Scientists talk about 'spacetime'. Time and space, we're told, are one and the same. But what about time? Is time real? It's very real to our consciousness but consider this: the past only exists in our memory and the future only exists in our imagination, so that the present is somehow wedged between them, thinner than a cigarette paper or a fragment of gold leaf. The present is that elusive split second of perception, then it's gone into the past. It only exists because of our awareness of it, our conciousness, the way in which we divide up what we experience. Our conciousness produces the illusion of a 'present'.
Without our conciousness there can be no past or future, only a continuous present so thin, a moment so fleeting, as to be non-existent, a concept or an illusion.

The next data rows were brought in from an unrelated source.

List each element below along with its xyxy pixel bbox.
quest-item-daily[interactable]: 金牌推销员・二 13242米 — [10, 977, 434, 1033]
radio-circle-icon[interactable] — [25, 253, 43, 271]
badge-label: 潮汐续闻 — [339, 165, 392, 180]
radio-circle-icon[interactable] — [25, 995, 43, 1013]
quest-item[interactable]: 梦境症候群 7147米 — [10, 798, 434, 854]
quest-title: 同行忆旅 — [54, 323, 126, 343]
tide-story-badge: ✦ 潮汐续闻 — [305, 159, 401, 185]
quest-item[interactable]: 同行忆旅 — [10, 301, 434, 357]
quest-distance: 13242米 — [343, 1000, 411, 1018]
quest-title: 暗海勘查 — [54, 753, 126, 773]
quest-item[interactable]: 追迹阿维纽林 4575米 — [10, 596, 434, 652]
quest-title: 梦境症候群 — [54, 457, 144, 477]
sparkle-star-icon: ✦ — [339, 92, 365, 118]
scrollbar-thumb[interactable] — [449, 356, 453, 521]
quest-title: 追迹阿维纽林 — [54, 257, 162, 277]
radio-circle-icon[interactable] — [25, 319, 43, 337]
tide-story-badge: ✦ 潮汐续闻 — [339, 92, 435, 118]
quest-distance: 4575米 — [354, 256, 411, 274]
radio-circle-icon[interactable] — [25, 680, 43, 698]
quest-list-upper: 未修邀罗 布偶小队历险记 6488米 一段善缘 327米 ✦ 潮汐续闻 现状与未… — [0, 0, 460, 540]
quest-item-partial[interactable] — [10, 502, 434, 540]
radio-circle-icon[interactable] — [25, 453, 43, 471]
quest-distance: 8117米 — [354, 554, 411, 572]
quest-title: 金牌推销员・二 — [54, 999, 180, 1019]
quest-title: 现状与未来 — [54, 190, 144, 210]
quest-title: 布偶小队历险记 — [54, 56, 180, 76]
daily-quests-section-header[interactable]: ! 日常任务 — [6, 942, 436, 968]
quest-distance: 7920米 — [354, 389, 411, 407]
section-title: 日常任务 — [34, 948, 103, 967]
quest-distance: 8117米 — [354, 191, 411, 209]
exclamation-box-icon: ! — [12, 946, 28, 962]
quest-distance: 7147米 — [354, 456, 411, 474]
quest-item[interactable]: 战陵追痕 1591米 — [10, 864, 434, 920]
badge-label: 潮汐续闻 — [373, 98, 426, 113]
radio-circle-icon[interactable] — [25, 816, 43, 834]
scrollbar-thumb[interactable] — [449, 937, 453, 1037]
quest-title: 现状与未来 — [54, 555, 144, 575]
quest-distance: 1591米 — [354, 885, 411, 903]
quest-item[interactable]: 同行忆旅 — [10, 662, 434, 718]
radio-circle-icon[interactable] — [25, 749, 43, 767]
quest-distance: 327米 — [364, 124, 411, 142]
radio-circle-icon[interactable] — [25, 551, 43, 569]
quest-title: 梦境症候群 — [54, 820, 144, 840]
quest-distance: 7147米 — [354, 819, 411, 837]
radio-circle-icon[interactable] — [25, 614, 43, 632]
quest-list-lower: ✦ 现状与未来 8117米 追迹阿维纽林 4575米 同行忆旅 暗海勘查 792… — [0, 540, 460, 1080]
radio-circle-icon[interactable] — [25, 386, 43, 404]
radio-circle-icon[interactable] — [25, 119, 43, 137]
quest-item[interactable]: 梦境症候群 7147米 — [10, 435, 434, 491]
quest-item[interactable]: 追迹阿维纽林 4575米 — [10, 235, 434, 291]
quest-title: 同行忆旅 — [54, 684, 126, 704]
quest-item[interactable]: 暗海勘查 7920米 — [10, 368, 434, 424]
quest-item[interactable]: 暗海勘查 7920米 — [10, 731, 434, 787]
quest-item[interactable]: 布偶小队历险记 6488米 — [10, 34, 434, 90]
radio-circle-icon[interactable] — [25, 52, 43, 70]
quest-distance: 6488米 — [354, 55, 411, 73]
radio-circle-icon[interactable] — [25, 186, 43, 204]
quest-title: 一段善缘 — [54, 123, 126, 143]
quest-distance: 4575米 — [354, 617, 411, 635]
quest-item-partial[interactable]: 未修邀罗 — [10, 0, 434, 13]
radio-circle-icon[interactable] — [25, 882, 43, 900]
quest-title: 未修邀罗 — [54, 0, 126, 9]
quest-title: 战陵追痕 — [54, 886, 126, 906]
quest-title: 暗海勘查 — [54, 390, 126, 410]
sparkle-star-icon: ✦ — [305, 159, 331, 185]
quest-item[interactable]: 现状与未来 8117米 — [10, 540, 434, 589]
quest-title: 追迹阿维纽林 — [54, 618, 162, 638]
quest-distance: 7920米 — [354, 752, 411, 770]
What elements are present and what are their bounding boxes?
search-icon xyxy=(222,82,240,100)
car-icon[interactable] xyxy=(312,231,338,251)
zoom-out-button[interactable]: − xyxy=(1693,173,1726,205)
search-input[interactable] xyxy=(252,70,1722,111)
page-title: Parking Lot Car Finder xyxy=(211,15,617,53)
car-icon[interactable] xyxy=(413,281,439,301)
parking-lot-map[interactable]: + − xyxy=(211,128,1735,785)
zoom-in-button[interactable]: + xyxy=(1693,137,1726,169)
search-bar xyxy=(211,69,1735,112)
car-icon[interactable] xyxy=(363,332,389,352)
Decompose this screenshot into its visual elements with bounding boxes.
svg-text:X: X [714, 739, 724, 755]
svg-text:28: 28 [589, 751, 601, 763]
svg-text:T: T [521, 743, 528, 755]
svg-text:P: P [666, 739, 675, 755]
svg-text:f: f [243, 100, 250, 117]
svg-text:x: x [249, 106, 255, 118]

We're told that the 'arrow of time' can only flow forward yet space, which is supposed to be part of spacetime, has no preferred orientation. This view is supported in The Nature of the Physical World by Sir Arthur Eddington 1928. Our concious reasoning informs us that a reversal of the arrow of time would render our universe a place of chaos. Yet it appears that the laws of physics would in fact allow the universe to run forwards or backwards. A physicist will tell you that the arrow of time does not of necessity have to run forward at all.
So the case for 'time' becomes less and less convincing. If there is no case for time, then distance in space also comes into question. Perhaps then our universe has neither time nor size. Our senses and our awareness deceive us to enable us to function at all! Time may have a purely mathematical value as on an axis of a graph but no real physical existence. Space is measured in terms of distance which implies an element of time, upon there is now some doubt. "Reality is a process that requires our conciousness" (Lanza). Space and time are simply the way our mind tries to put everything together. Einstein said that reality is a 'persistent illusion'. Our brain is probably giving us the illusion of this world of which we believe we are aware.
So, no space and no time! Both are illusions. But does it really matter? The illusion itself, what we call our 'existence', does seem to have a value of its own. I tend to the view expressed by one of my professors at university - tomorrow we die, so eat, drink and be merry and bring on the dancing girls!